Nada más verse, la esposa de Carlos III y el hermano de la princesa de Gales se han dado un abrazo y dos besos en la mejilla, lo que demuestra la excelente relación que tienen. Tras ello, han intercambio risas y confidencias mientras charlaban animadamente con el resto de asistentes. Esta fundación se dedica a entrenar y adiestrar canes para la detección precoz de enfermedades a través de los olores corporales, una asistencia médica fundamental que los convierte en héroes que salvan vidas.
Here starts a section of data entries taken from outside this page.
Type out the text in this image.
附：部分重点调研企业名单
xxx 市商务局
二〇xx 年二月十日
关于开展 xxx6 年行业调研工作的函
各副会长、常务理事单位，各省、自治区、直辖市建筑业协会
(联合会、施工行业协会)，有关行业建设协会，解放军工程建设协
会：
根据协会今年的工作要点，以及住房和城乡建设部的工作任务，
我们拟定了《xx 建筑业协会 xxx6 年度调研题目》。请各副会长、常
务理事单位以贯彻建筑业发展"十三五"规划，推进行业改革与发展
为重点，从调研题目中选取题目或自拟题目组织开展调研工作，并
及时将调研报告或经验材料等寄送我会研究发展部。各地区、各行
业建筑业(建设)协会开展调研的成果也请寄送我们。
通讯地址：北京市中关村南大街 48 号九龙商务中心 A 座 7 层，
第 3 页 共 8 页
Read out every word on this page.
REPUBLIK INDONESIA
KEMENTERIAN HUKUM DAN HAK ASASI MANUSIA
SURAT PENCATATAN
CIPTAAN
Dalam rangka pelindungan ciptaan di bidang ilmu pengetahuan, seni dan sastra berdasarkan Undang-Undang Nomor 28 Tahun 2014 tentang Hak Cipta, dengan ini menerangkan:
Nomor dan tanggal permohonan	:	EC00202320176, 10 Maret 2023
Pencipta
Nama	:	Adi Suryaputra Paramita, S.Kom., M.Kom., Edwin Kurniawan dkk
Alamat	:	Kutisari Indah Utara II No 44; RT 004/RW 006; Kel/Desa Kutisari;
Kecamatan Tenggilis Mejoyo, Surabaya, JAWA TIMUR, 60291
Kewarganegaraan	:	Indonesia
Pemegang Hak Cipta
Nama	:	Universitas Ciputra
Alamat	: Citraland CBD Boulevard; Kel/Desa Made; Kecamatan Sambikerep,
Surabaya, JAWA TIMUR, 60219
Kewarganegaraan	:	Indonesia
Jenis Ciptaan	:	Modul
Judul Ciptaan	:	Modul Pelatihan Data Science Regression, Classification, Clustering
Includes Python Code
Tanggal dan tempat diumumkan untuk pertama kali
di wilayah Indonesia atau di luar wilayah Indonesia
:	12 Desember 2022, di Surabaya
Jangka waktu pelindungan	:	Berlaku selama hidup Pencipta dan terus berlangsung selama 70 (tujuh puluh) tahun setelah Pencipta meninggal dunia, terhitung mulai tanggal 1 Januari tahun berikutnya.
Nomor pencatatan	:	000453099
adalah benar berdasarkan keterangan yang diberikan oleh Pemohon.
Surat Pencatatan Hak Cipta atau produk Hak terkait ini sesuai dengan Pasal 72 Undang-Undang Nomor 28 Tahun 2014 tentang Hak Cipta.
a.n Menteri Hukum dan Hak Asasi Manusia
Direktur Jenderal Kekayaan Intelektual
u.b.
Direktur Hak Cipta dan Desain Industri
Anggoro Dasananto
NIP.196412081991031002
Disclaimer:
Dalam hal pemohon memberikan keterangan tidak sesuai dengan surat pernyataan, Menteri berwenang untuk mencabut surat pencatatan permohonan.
En este sentido, según un estudio, pueden advertir varios tipos de cáncer en muestras de aliento con una precisión superior al 90%.
James Middleton y la perrita que salvó su vida
Cabe recordar que los reyes Carlos y Camilla son grandes amantes de estos animales y actualmente tienen en casa dos Jack Russell Terrier, llamados Bluebell y Moley, adoptados del refugio Battersea Dogs and Cats Home. Por su parte, James Middleton siente verdadera adoración por el mejor amigo del hombre e, incluso, ha desarrollado una faceta empresarial enfocada a ellos con su propia marca de comida para perros. El cuñado del príncipe Guillermo, además, tiene una conmovedora historia detrás que él mismo desveló a través de su libro Conoce a Ella: La perrita que me salvó la vida.
Publicado en el otoño de 2024, en esas páginas contaba la depresión que sufrió tiempo atrás y cómo esto le hizo querer quitarse la vida, subiéndose a una azotea para lanzarse al vacío. Según narraba, en el instante en el que estaba dispuesto a "terminar con todo", apareció su cocker spaniel y ello le hizo dar marcha atrás. "Mientras camino, miro hacia abajo por el tragaluz y veo sus tiernos ojos observándome. Mi cerebro se tranquilizó y ahí supe que no iba a saltar". Sin duda, un durísimo capítulo en el que, según detallaba, también pensó en sus seres queridos: "Me siento un incomprendido. Un fracaso total. No le desearía este sentimiento de inutilidad y desesperación, de aislamiento y soledad, ni a mi peor enemigo. Creo que me estoy volviendo loco. Sin embargo, sé que soy un privilegiado. Un afortunado de tener una familia tan unida".
Uno a uno, James se refería a todos ellos: "Mamá y papá, mis hermanas Kate y Pippa, sus maridos Guillermo y James, pero los alejo a todos. No contesto sus llamadas telefónicas. Los correos electrónicos quedan sin respuesta. Las invitaciones para visitarlos no son atendidas. Me escondo detrás de una puerta doblemente cerrada, inaccesible". Para Middleton, sin embargo, su perrita estuvo en los momentos más importantes de su vida. "La he amado con todo mi ser desde que era una cachorrita recién nacida, diminuta y ciega. Ha sido mi compañera, mi esperanza, mi apoyo en mis días más oscuros", dijo de Ella, quien tristemente falleció en enero de 2023 a los 15 años.